Koronavirüs[1],
Richard Preston’ın 1995’ta çıkan, Ebola olarak bilinen, Afrika’nın ortasındaki
gizemli ve içi yarasa dolu bir mağarada doğmuş, insanları yok eden bir iblisten
bahsettiği Hot Zone isimli kitabından beri tekrar tekrar izlediğimiz
eski bir film aslında.
Bu,
insanlığın deneyimsiz bağışıklık sistemindeki “bakir alan”da açığa çıkmış bir
dizi yeni hastalıktan biri sadece. Ebola’nın ardından kuş gribi çıkmış, bu
virüs 1997’de insanlara geçmiş, bunu 2002 sonunda ortaya çıkan SARS takip
etmişti. Her iki salgın da ilkin dünyanın imalat merkezi olan Guangdong’da
patlak vermişti.
Bu
gelişmeler karşısında ağzı sulanan Hollywood, hemen bu salgınlarla ilgili, bizi
heyecanlandırıp korkutacak bir dizi film çekti. (Steven Soderbergh’in 2011’de
çektiği Salgın filmi, bilimsel verilere dayanıyor oluşu ve şimdiki kaosu
yerinde bir yaklaşımla öngörmüş olması sebebiyle ayrı tutulmalı.) Bu türden
filmlere ve romanlara ek olarak, bahsi edilen salgınlarla ilgili yüzlerce kitap
ve binlerce bilimsel makale yazıldı. Hepsinde de bu türden yeni hastalıkların
tespiti ve onlarla mücadele konusunda dünyanın hazır olması gerektiği üzerinde
durulmaktaydı.
I.
Dolayısıyla
korona, zaten bildiğimiz bir canavar olarak gelip girdi kapımızdan içeri. Genom
sıralaması, zaten iyice incelenmiş olan kardeşi SARS’ınkine çok benziyordu ve
bu iş gayet çocuk oyuncağıydı, asıl önemli olansa gerekli bilgilerin henüz elde
edilememiş olmasıydı. Salgının niteliğini anlamak için araştırmacılar gece
günüz çalıştılar, ama bu noktada üç büyük güçlükle yüzleştiler.
İlki,
yeniden üreme oranı, virüsün bulaştığı nüfusun büyüklüğü ve tehlike arz eden
bulaş sayısı gibi önemli parametrelerin doğru bir biçimde tahminine mani olan,
bilhassa ABD ve Afrika’da test kitleri konusunda yüzleşilen sıkıntı idi.

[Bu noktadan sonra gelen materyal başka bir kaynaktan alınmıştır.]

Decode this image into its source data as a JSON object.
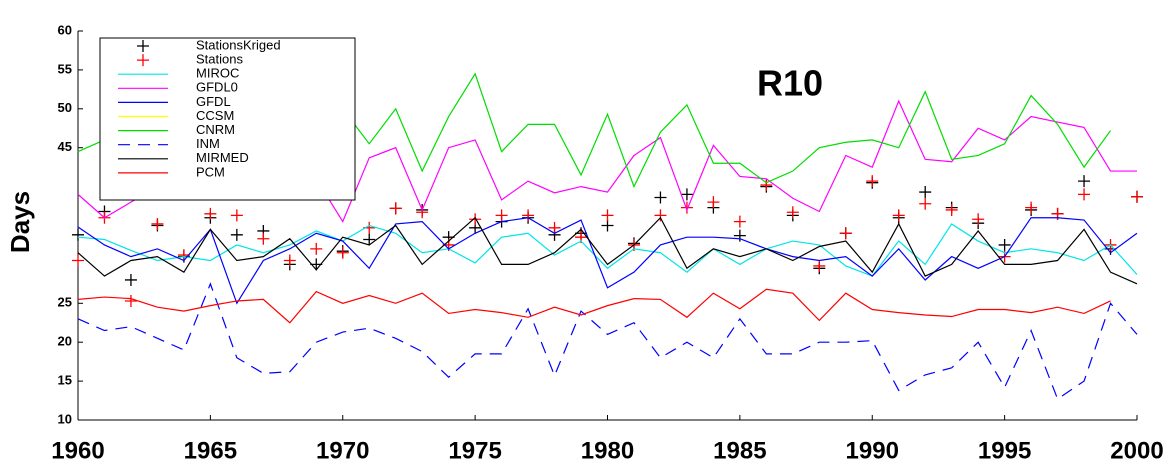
{
  "chart_data": {
    "type": "line",
    "title": "R10",
    "y_label": "Days",
    "x": [
      1960,
      1961,
      1962,
      1963,
      1964,
      1965,
      1966,
      1967,
      1968,
      1969,
      1970,
      1971,
      1972,
      1973,
      1974,
      1975,
      1976,
      1977,
      1978,
      1979,
      1980,
      1981,
      1982,
      1983,
      1984,
      1985,
      1986,
      1987,
      1988,
      1989,
      1990,
      1991,
      1992,
      1993,
      1994,
      1995,
      1996,
      1997,
      1998,
      1999,
      2000
    ],
    "xlim": [
      1960,
      2000
    ],
    "xticks": [
      1960,
      1965,
      1970,
      1975,
      1980,
      1985,
      1990,
      1995,
      2000
    ],
    "ylim": [
      10,
      60
    ],
    "yticks": [
      10,
      15,
      20,
      25,
      45,
      50,
      55,
      60
    ],
    "legend": "upper left",
    "series": [
      {
        "name": "StationsKriged",
        "color": "#000000",
        "marker": "+",
        "values": [
          33.8,
          36.8,
          28,
          35,
          31,
          36,
          33.8,
          34.3,
          30,
          30,
          31.7,
          33.2,
          37.2,
          37,
          33.5,
          34.7,
          35.5,
          36,
          33.8,
          34,
          35,
          32.7,
          38.6,
          39,
          37.3,
          33.7,
          40,
          36.3,
          29.5,
          34,
          40.5,
          36,
          39.3,
          37.3,
          35.3,
          32.5,
          37,
          36.5,
          40.7,
          32,
          38.7
        ]
      },
      {
        "name": "Stations",
        "color": "#ff0000",
        "marker": "+",
        "values": [
          30.5,
          36,
          25.3,
          35.2,
          31.2,
          36.5,
          36.3,
          33.3,
          30.5,
          32,
          31.5,
          34.7,
          37.2,
          36.7,
          32.5,
          35.8,
          36.3,
          36.3,
          34.7,
          33.5,
          36.3,
          32.5,
          36.3,
          37.3,
          38,
          35.5,
          40.2,
          36.7,
          29.8,
          34,
          40.7,
          36.3,
          37.8,
          37,
          35.8,
          31,
          37.3,
          36.5,
          39,
          32.5,
          38.7
        ]
      },
      {
        "name": "MIROC",
        "color": "#00e5e5",
        "values": [
          33.5,
          33.2,
          31.8,
          30.5,
          31,
          30.5,
          32.5,
          31.5,
          32.5,
          34.3,
          33,
          35,
          34,
          31.5,
          32,
          30.2,
          33.5,
          34,
          31.2,
          33,
          29.5,
          32,
          31.5,
          29,
          32,
          30,
          32,
          33,
          32.5,
          29.8,
          28.5,
          33,
          30,
          35.2,
          33,
          31.5,
          32,
          31.5,
          30.5,
          32.5,
          28.7
        ]
      },
      {
        "name": "GFDL0",
        "color": "#ff00ff",
        "values": [
          39,
          36,
          38,
          40,
          39,
          42,
          40,
          41,
          38.7,
          41,
          35.5,
          43.7,
          45,
          37,
          45,
          46,
          38.3,
          40.7,
          39.2,
          40,
          39.3,
          44,
          46.3,
          37,
          45.3,
          41.3,
          41,
          38.5,
          36.8,
          44,
          42.5,
          51,
          43.5,
          43.2,
          47.5,
          46,
          49,
          48.3,
          47.6,
          42,
          42
        ]
      },
      {
        "name": "GFDL",
        "color": "#0000ff",
        "values": [
          34.8,
          32.5,
          31,
          32,
          30.5,
          34.5,
          25,
          30.5,
          32,
          34,
          33,
          29.5,
          35.2,
          35.5,
          32,
          34,
          35.5,
          36,
          34,
          35.7,
          27,
          29,
          32.5,
          33.5,
          33.5,
          33.3,
          32,
          31,
          30.5,
          31,
          28.5,
          32,
          28,
          31,
          29.5,
          31,
          36,
          36,
          35.7,
          31.5,
          34
        ]
      },
      {
        "name": "CCSM",
        "color": "#ffff00",
        "values": [
          null,
          null,
          null,
          null,
          null,
          null,
          null,
          null,
          null,
          null,
          null,
          null,
          null,
          null,
          null,
          null,
          null,
          null,
          null,
          null,
          null,
          null,
          null,
          null,
          null,
          null,
          null,
          null,
          null,
          null,
          null,
          null,
          null,
          null,
          null,
          null,
          null,
          null,
          null,
          null,
          null
        ]
      },
      {
        "name": "CNRM",
        "color": "#00dd00",
        "values": [
          44.5,
          46,
          47,
          46,
          47,
          48,
          47,
          46,
          48,
          49,
          50,
          45.5,
          50,
          42,
          49,
          54.5,
          44.5,
          48,
          48,
          41.5,
          49.3,
          40,
          47,
          50.5,
          43,
          43,
          40.5,
          42,
          45,
          45.7,
          46,
          45,
          52.2,
          43.5,
          44,
          45.5,
          51.7,
          48,
          42.5,
          47.2,
          null
        ]
      },
      {
        "name": "INM",
        "color": "#0000ff",
        "dash": true,
        "values": [
          23,
          21.5,
          22,
          20.5,
          19,
          27.5,
          18,
          16,
          16.2,
          20,
          21.3,
          21.8,
          20.5,
          18.8,
          15.5,
          18.5,
          18.5,
          24.3,
          15.7,
          24,
          21,
          22.5,
          18,
          20,
          18,
          23,
          18.5,
          18.5,
          20,
          20,
          20.2,
          13.8,
          15.8,
          16.7,
          20,
          14.2,
          21.5,
          12.7,
          15,
          25,
          21
        ]
      },
      {
        "name": "MIRMED",
        "color": "#000000",
        "values": [
          31.5,
          28.5,
          30.5,
          31,
          29,
          34.5,
          30.5,
          31,
          33.3,
          29.3,
          33.5,
          32.5,
          35,
          30,
          33,
          36,
          30,
          30,
          31.5,
          34.5,
          30,
          32.5,
          36,
          29.5,
          32,
          31,
          32,
          30.5,
          32.3,
          33,
          29,
          35.2,
          28.5,
          30,
          34.3,
          30,
          30,
          30.5,
          34.5,
          29,
          27.5
        ]
      },
      {
        "name": "PCM",
        "color": "#ff0000",
        "values": [
          25.5,
          25.8,
          25.6,
          24.5,
          24,
          24.7,
          25.3,
          25.5,
          22.5,
          26.5,
          25,
          26,
          25,
          26.3,
          23.7,
          24.2,
          23.8,
          23.2,
          24.5,
          23.5,
          24.7,
          25.6,
          25.5,
          23.2,
          26.3,
          24.3,
          26.8,
          26.3,
          22.8,
          26.3,
          24.2,
          23.8,
          23.5,
          23.3,
          24.2,
          24.2,
          23.8,
          24.5,
          23.7,
          25.3,
          null
        ]
      }
    ]
  }
}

Sonuçta sayılar konusunda ciddi bir karışıklık açığa çıktı.
İkinci
güçlük, her yıl gördüğümüz grip virüsleri gibi bu virüsün de farklı yaş
bileşimlerine ve sağlık koşullarına sahip halklar üzerinden mutasyona uğruyor
olmasıyla ilgiliydi. Büyük ihtimalle Amerikalılar, Vuhan’daki ilk salgından az
çok farklı bir salgına tanıklık edecekler. Mutasyon sonucu virüs tehlikeli de
olabilir, şimdilerde elli yaşın üstündekiler için yüksek olan öldürme oranının
mevcut dağılımını da değiştirebilir. Trump’ın “korona gribi” dediği şey, yaşlı,
bağışık sistemi zayıf veya kronik solunum sorunları yaşayan Amerikan halkının
dörtte biri için ölümcül bir tehdit.
Üçüncü
güçlükse virüs şu anki hâlini koruyup çok az mutasyona uğrasa bile onun gençler
üzerindeki etkisinin yoksul ülkelerde ve yoksul kesimlerde ciddi ölçüde
farklılık arz edecek olmasıyla ilgili. Bu noktada akla, insanlığın yüzde bir
ilâ ikisini öldürmüş olan ve 1918-19’da yaşanan İspanyol gribi gelebilir. ABD
ve Batı Avrupa’da ilk H1N1 gribi, daha çok genç yetişkinleri öldürmüştü. Bu
durum, genelde nispeten güçlü olan ve virüs bulaşmasına aşırı tepki veren
bağışıklık sistemlerinin akciğer hücrelerine saldırması, böylelikle akciğer
iltihabı ve septik şoka yol açması üzerinden izah edilmişti. Ama son dönemde
bazı epidemiyologlar geliştirdikleri teori dâhilinde, yaşlı yetişkinlerin
1890’larda patlak veren ve koruma sağlayan ilk salgından itibaren bir “bağışıklık
hafızası”na sahip olabileceklerini söylediler.
Bir
şekilde grip, askerî kamplarda ve siperlerde kendisine bir yuva buldu ve
buralarda on binlerce genç askeri öldürdü. Grip, süreç içerisinde
imparatorluklar arasında yaşanan savaşlarda önemli bir etmen hâline geldi.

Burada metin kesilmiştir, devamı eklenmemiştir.